Victor Hugo
OBRA
 

Epitáfio

Ela vivia, brincava, a ridente criatura.
De que te serve ter levado esta criança, ó natura?
Não tens tu as aves pintadas de mil cores,
Os astros, os bosques, o céu e a onda do mar?
De que te serve ter roubado a criança do seu lar
E tê la escondido sob os tufos de flores?

Com uma criança a mais, não ficas mais povoada,
Não ficas mais alegre, ó natura estrelada!
E o coração da mãe, preso de tanto cuidado,
O coração onde agora a alegria é tortura.
Esse abismo tão grande como tu, ó natura,
Com uma criança a menos, está vazio e desolado!

Maio de 1843


O homem pensa.
A mulher sonha.
Pensar é ter cérebro.
Sonhar é ter na fronte uma auréola.
O homem é um oceano.
A mulher é um lago.
O oceano tem a pérola que embeleza.
O lago tem a poesia que deslumbra.
O homem é a águia que voa.
A mulher, o rouxinol que canta.
Voar é dominar o espaço.
Cantar é conquistar a alma.
O homem tem um farol:
a consciência.
A mulher tem uma estrela:
a esperança.
O farol guia. A esperança salva.
Enfim, o homem está colocado
onde termina a terra.
A mulher, onde começa o céu!...


Enquanto tudo dorme, sento me cheio de alegria
Sob a abóboda estrelada que as frontes alumia;
Perscruto se do alto vem um sinal rumoroso;
E a hora com sua asa docemente me brinda
Quando contemplo, comovido, a festa infinda
Que, de noite, ao mundo oferece o céu radioso!
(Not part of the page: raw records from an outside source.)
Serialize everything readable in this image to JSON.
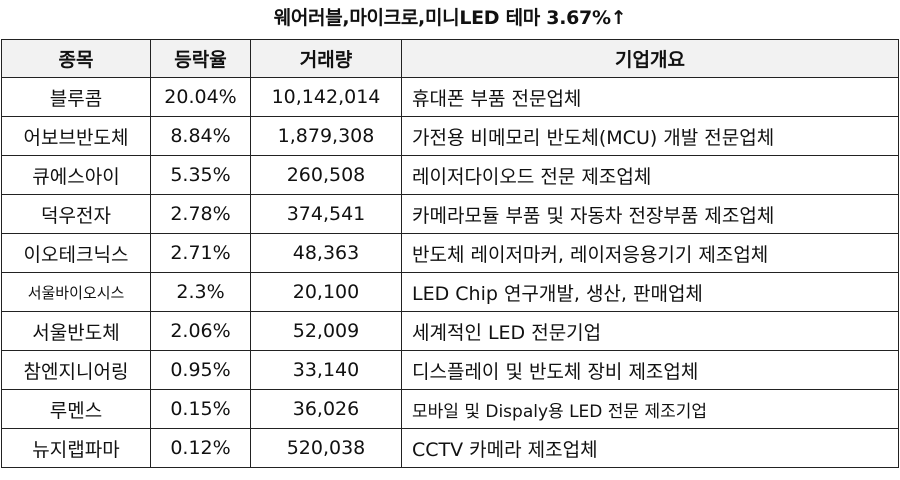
{
  "title": "웨어러블,마이크로,미니LED 테마 3.67%↑",
  "headers": {
    "name": "종목",
    "change": "등락율",
    "volume": "거래량",
    "overview": "기업개요"
  },
  "rows": [
    {
      "name": "블루콤",
      "change": "20.04%",
      "volume": "10,142,014",
      "overview": "휴대폰 부품 전문업체"
    },
    {
      "name": "어보브반도체",
      "change": "8.84%",
      "volume": "1,879,308",
      "overview": "가전용 비메모리 반도체(MCU) 개발 전문업체"
    },
    {
      "name": "큐에스아이",
      "change": "5.35%",
      "volume": "260,508",
      "overview": "레이저다이오드 전문 제조업체"
    },
    {
      "name": "덕우전자",
      "change": "2.78%",
      "volume": "374,541",
      "overview": "카메라모듈 부품 및 자동차 전장부품 제조업체"
    },
    {
      "name": "이오테크닉스",
      "change": "2.71%",
      "volume": "48,363",
      "overview": "반도체 레이저마커, 레이저응용기기 제조업체"
    },
    {
      "name": "서울바이오시스",
      "change": "2.3%",
      "volume": "20,100",
      "overview": "LED Chip 연구개발, 생산, 판매업체"
    },
    {
      "name": "서울반도체",
      "change": "2.06%",
      "volume": "52,009",
      "overview": "세계적인 LED 전문기업"
    },
    {
      "name": "참엔지니어링",
      "change": "0.95%",
      "volume": "33,140",
      "overview": "디스플레이 및 반도체 장비 제조업체"
    },
    {
      "name": "루멘스",
      "change": "0.15%",
      "volume": "36,026",
      "overview": "모바일 및 Dispaly용 LED 전문 제조기업"
    },
    {
      "name": "뉴지랩파마",
      "change": "0.12%",
      "volume": "520,038",
      "overview": "CCTV 카메라 제조업체"
    }
  ]
}
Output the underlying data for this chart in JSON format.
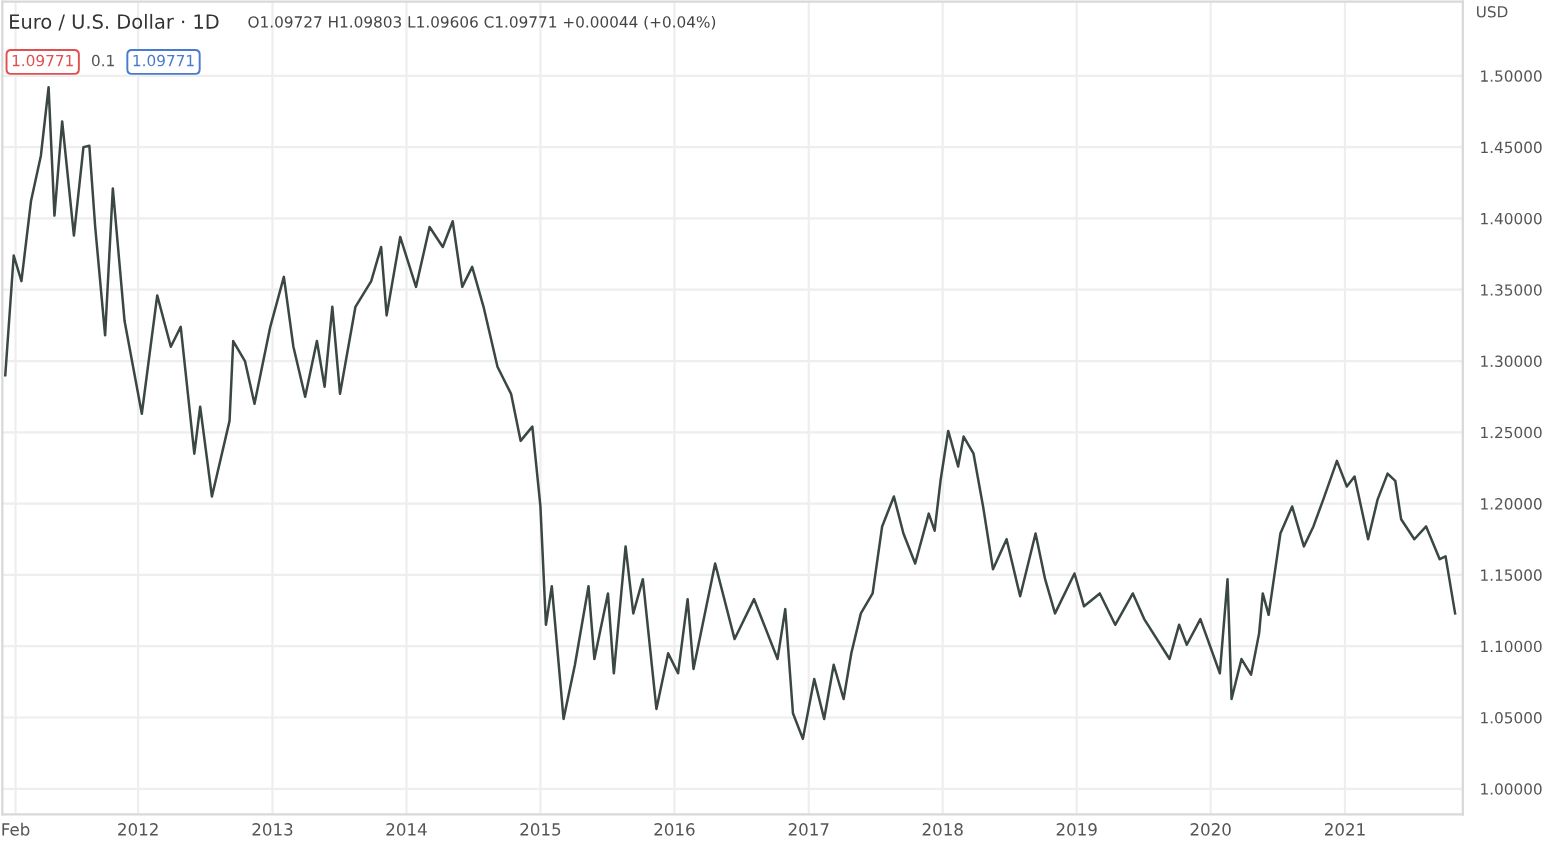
{
  "chart_data": {
    "type": "line",
    "title": "Euro / U.S. Dollar · 1D",
    "ylabel": "USD",
    "annotations": [
      "O1.09727 H1.09803 L1.09606 C1.09771 +0.00044 (+0.04%)",
      "1.09771",
      "0.1",
      "1.09771"
    ],
    "series": [
      {
        "color": "#3a4742",
        "x": [
          "2011-01-04",
          "2011-01-27",
          "2011-02-17",
          "2011-03-15",
          "2011-04-11",
          "2011-05-02",
          "2011-05-18",
          "2011-06-08",
          "2011-07-10",
          "2011-08-05",
          "2011-08-21",
          "2011-09-06",
          "2011-10-03",
          "2011-10-24",
          "2011-11-25",
          "2012-01-11",
          "2012-02-22",
          "2012-03-30",
          "2012-04-26",
          "2012-06-02",
          "2012-06-18",
          "2012-07-20",
          "2012-09-06",
          "2012-09-16",
          "2012-10-18",
          "2012-11-13",
          "2012-12-26",
          "2013-02-01",
          "2013-02-27",
          "2013-03-31",
          "2013-05-02",
          "2013-05-23",
          "2013-06-13",
          "2013-07-04",
          "2013-08-15",
          "2013-09-27",
          "2013-10-24",
          "2013-11-08",
          "2013-12-15",
          "2014-01-27",
          "2014-03-05",
          "2014-04-10",
          "2014-05-07",
          "2014-06-02",
          "2014-06-29",
          "2014-07-30",
          "2014-09-06",
          "2014-10-13",
          "2014-11-08",
          "2014-12-10",
          "2015-01-01",
          "2015-01-16",
          "2015-02-01",
          "2015-03-05",
          "2015-04-05",
          "2015-05-12",
          "2015-05-28",
          "2015-07-04",
          "2015-07-20",
          "2015-08-21",
          "2015-09-11",
          "2015-10-07",
          "2015-11-13",
          "2015-12-15",
          "2016-01-11",
          "2016-02-06",
          "2016-02-22",
          "2016-04-21",
          "2016-06-13",
          "2016-08-05",
          "2016-10-08",
          "2016-10-29",
          "2016-11-19",
          "2016-12-16",
          "2017-01-16",
          "2017-02-12",
          "2017-03-10",
          "2017-04-06",
          "2017-04-27",
          "2017-05-23",
          "2017-06-24",
          "2017-07-20",
          "2017-08-21",
          "2017-09-16",
          "2017-10-18",
          "2017-11-24",
          "2017-12-10",
          "2017-12-26",
          "2018-01-16",
          "2018-02-12",
          "2018-02-27",
          "2018-03-26",
          "2018-04-21",
          "2018-05-18",
          "2018-06-24",
          "2018-07-31",
          "2018-09-11",
          "2018-10-07",
          "2018-11-03",
          "2018-12-26",
          "2019-01-21",
          "2019-03-05",
          "2019-04-16",
          "2019-06-03",
          "2019-07-04",
          "2019-09-11",
          "2019-10-07",
          "2019-10-28",
          "2019-12-04",
          "2020-01-26",
          "2020-02-16",
          "2020-02-27",
          "2020-03-25",
          "2020-04-20",
          "2020-05-12",
          "2020-05-22",
          "2020-06-07",
          "2020-07-09",
          "2020-08-10",
          "2020-09-11",
          "2020-10-07",
          "2020-11-03",
          "2020-12-10",
          "2021-01-06",
          "2021-01-27",
          "2021-03-05",
          "2021-03-31",
          "2021-04-27",
          "2021-05-18",
          "2021-06-03",
          "2021-07-09",
          "2021-08-10",
          "2021-09-16",
          "2021-10-02",
          "2021-10-28"
        ],
        "values": [
          1.29,
          1.374,
          1.356,
          1.412,
          1.444,
          1.492,
          1.402,
          1.468,
          1.388,
          1.45,
          1.451,
          1.394,
          1.318,
          1.421,
          1.328,
          1.263,
          1.346,
          1.31,
          1.324,
          1.235,
          1.268,
          1.205,
          1.258,
          1.314,
          1.3,
          1.27,
          1.324,
          1.359,
          1.31,
          1.275,
          1.314,
          1.282,
          1.338,
          1.277,
          1.338,
          1.356,
          1.38,
          1.332,
          1.387,
          1.352,
          1.394,
          1.38,
          1.398,
          1.352,
          1.366,
          1.338,
          1.296,
          1.277,
          1.244,
          1.254,
          1.198,
          1.115,
          1.142,
          1.049,
          1.087,
          1.142,
          1.091,
          1.137,
          1.081,
          1.17,
          1.123,
          1.147,
          1.056,
          1.095,
          1.081,
          1.133,
          1.084,
          1.158,
          1.105,
          1.133,
          1.091,
          1.126,
          1.053,
          1.035,
          1.077,
          1.049,
          1.087,
          1.063,
          1.095,
          1.123,
          1.137,
          1.184,
          1.205,
          1.179,
          1.158,
          1.193,
          1.181,
          1.216,
          1.251,
          1.226,
          1.247,
          1.235,
          1.198,
          1.154,
          1.175,
          1.135,
          1.179,
          1.147,
          1.123,
          1.151,
          1.128,
          1.137,
          1.115,
          1.137,
          1.119,
          1.091,
          1.115,
          1.101,
          1.119,
          1.081,
          1.147,
          1.063,
          1.091,
          1.08,
          1.109,
          1.137,
          1.122,
          1.179,
          1.198,
          1.17,
          1.184,
          1.203,
          1.23,
          1.212,
          1.219,
          1.175,
          1.203,
          1.221,
          1.216,
          1.189,
          1.175,
          1.184,
          1.161,
          1.163,
          1.123
        ]
      }
    ],
    "xlim": [
      "2010-12-27",
      "2021-11-18"
    ],
    "xticks": [
      {
        "value": "2011-02-01",
        "label": "Feb"
      },
      {
        "value": "2012-01-01",
        "label": "2012"
      },
      {
        "value": "2013-01-01",
        "label": "2013"
      },
      {
        "value": "2014-01-01",
        "label": "2014"
      },
      {
        "value": "2015-01-01",
        "label": "2015"
      },
      {
        "value": "2016-01-01",
        "label": "2016"
      },
      {
        "value": "2017-01-01",
        "label": "2017"
      },
      {
        "value": "2018-01-01",
        "label": "2018"
      },
      {
        "value": "2019-01-01",
        "label": "2019"
      },
      {
        "value": "2020-01-01",
        "label": "2020"
      },
      {
        "value": "2021-01-01",
        "label": "2021"
      }
    ],
    "ylim": [
      0.982,
      1.552
    ],
    "yticks": [
      {
        "value": 1.0,
        "label": "1.00000"
      },
      {
        "value": 1.05,
        "label": "1.05000"
      },
      {
        "value": 1.1,
        "label": "1.10000"
      },
      {
        "value": 1.15,
        "label": "1.15000"
      },
      {
        "value": 1.2,
        "label": "1.20000"
      },
      {
        "value": 1.25,
        "label": "1.25000"
      },
      {
        "value": 1.3,
        "label": "1.30000"
      },
      {
        "value": 1.35,
        "label": "1.35000"
      },
      {
        "value": 1.4,
        "label": "1.40000"
      },
      {
        "value": 1.45,
        "label": "1.45000"
      },
      {
        "value": 1.5,
        "label": "1.50000"
      }
    ],
    "grid": true,
    "marker": "none",
    "line_style": "solid"
  }
}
Penso às vezes que estes sóis que resplandecem,
Na terra adormecida, só a minha alma aquecem;
Que para os entender, só eu fui predestinado;
Que sou eu, sombra vã, obscura e taciturna,
O misterioso rei desta pompa nocturna;
Que só para mim o céu foi iluminado!


Na Primavera, as torres a andorinha procura,
Ruínas, onde ninguém vive, mas a vida perdura;
Em Abril, a toutinegra busca, ó minha bem amada,
A floresta sombria e fresca, a espessa ramada,
O musgo e, nos ramos nodosos, os amenos tectos
Que com as folhagens dos bosques são cobertos.
Assim faz a ave. Nós procuramos na cidade
O beco deserto, um abrigo, a tranquilidade,
Os umbrais sem olhares oblíquos, traiçoeiros,
A rua de janelas fechadas; nos lameiros,
Buscamos os atalhos do pastor e do poeta;
Nos bosques, a clareira desconhecida e quieta
Onde o silêncio abafa um longínquo rumor.
A ave esconde seu ninho; nós escondemos o amor.